Give the switch room to work. Value-based bidding needs conversion volume and a few weeks to recalibrate, and reported numbers often look worse before they look better as the algorithm stops chasing cheap conversions and starts paying up for valuable ones. Judge it on downstream pipeline and CAC, not on cost per lead — the whole point of the ladder is that cost per lead is no longer the goal. Watch attribution carefully during the transition, because the model you use changes which touchpoints get credit for those higher-value conversions; our attribution models guide covers the trade-offs.
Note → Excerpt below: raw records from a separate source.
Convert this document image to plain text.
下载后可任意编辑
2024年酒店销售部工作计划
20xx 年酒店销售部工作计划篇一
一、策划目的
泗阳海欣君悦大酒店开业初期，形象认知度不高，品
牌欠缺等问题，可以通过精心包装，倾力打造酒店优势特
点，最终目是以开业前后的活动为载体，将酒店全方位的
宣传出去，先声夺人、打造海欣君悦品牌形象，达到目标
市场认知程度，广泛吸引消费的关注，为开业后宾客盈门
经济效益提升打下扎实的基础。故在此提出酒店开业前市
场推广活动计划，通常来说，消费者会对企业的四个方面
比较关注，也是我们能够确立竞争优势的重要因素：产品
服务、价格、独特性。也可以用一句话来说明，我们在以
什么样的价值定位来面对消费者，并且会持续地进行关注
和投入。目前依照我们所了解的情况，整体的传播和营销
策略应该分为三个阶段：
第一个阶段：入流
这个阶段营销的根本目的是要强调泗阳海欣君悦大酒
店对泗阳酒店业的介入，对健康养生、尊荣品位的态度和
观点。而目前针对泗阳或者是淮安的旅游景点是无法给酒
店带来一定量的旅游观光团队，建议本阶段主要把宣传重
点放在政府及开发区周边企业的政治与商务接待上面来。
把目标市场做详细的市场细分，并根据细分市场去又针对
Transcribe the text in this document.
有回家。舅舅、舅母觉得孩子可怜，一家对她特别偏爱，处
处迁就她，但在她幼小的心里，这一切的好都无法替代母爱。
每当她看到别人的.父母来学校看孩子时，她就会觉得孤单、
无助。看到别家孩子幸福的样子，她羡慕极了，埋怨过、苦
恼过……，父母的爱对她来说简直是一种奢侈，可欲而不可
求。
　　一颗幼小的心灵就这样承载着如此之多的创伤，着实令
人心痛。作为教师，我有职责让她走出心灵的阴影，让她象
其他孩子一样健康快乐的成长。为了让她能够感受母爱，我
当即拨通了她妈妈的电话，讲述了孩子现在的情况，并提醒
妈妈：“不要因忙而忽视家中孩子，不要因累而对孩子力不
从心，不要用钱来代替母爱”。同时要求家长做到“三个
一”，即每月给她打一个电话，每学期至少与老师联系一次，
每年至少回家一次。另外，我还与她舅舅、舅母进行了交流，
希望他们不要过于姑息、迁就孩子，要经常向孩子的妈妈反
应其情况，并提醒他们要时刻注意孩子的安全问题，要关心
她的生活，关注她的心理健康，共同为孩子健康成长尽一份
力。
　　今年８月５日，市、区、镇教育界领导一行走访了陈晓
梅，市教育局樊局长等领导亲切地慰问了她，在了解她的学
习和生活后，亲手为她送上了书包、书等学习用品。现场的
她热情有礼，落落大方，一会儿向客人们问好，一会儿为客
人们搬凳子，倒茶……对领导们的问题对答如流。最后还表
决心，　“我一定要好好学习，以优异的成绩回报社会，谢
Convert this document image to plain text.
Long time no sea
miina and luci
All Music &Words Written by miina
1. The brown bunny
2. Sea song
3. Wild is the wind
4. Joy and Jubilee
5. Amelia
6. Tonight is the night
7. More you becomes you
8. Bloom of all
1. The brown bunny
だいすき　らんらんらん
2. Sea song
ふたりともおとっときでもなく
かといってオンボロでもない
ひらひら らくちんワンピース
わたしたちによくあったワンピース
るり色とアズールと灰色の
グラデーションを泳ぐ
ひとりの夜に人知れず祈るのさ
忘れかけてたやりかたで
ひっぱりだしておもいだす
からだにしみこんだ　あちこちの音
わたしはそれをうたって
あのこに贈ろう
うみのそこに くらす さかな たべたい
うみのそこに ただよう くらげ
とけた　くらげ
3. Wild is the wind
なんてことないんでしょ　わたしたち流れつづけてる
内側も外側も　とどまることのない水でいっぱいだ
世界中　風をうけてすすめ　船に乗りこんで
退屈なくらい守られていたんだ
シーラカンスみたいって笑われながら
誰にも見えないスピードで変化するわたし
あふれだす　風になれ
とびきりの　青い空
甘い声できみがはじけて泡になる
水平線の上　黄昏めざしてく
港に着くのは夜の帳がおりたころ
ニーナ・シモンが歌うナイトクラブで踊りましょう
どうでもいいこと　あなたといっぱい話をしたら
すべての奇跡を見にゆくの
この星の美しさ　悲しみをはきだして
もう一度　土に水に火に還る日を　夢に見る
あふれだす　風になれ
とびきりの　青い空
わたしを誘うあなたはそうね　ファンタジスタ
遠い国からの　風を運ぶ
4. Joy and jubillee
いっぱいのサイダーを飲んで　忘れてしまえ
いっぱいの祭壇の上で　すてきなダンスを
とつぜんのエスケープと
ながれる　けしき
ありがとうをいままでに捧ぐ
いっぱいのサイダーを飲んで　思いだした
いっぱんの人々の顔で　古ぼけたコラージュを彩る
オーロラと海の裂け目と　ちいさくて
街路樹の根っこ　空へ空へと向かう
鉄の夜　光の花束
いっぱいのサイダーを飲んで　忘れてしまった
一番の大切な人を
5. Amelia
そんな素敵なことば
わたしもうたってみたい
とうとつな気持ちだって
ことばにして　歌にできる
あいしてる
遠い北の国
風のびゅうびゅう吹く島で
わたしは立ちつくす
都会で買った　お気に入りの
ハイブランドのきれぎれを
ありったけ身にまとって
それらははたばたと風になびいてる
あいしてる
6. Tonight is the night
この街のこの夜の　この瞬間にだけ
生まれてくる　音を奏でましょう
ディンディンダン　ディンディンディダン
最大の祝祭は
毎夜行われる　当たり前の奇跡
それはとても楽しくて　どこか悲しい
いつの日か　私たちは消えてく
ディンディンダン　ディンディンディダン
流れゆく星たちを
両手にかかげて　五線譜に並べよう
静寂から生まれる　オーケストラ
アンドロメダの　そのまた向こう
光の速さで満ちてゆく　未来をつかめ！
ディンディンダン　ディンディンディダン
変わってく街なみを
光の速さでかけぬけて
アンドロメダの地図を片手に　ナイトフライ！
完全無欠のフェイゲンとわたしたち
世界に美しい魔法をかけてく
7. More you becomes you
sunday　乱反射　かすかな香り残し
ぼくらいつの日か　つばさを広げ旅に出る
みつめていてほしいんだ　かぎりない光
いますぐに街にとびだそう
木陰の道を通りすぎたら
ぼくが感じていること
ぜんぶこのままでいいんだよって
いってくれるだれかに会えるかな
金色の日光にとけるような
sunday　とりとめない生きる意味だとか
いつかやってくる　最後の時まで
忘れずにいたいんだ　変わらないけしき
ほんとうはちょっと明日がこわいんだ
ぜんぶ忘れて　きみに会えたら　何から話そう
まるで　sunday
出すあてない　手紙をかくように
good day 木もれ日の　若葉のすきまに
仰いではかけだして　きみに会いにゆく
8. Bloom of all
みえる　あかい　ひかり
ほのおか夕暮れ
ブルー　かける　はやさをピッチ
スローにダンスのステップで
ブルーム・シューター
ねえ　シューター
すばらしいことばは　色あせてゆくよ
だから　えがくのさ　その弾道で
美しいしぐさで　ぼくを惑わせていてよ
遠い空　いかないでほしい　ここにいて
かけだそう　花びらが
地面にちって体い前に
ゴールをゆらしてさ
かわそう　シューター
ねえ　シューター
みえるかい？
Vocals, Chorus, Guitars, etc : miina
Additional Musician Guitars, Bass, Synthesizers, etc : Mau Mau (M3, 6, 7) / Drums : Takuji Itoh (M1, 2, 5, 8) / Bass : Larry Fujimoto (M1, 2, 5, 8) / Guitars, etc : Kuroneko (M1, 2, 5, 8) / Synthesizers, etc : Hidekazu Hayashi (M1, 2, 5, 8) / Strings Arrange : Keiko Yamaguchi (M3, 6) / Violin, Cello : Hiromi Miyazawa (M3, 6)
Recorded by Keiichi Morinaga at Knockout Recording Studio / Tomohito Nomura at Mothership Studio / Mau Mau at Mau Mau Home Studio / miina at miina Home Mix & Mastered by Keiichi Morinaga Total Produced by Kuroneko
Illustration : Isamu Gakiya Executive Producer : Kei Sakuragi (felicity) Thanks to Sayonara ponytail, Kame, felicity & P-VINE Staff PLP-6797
Common mistakes that break the ladder
The most frequent error is building the ladder without the offline loop, so the deep rungs are theoretical and the bidder still only sees on-site events. The second is making the rungs too close together — a ladder where a download is worth $40 and a demo is worth $50 barely changes behavior, because the algorithm sees almost the same number for both. Spread the values to reflect real economics; timid ratios produce timid results. The third is forgetting to maintain the values as your funnel economics shift, leaving the bidder optimizing to a stale picture of your business.
A subtler trap is over-counting early-stage volume. If your top-of-funnel event fires far more often than your valuable events, even a small per-event value can sum to a large share of total tracked value, quietly pulling spend upward in the funnel. Keep micro-conversion values genuinely small, or exclude them from the bidding signal entirely and use them only for diagnostics. The ladder works because the gaps between rungs are honest — protect those gaps, keep the offline feedback flowing, and value-based bidding will spend your budget where the revenue is.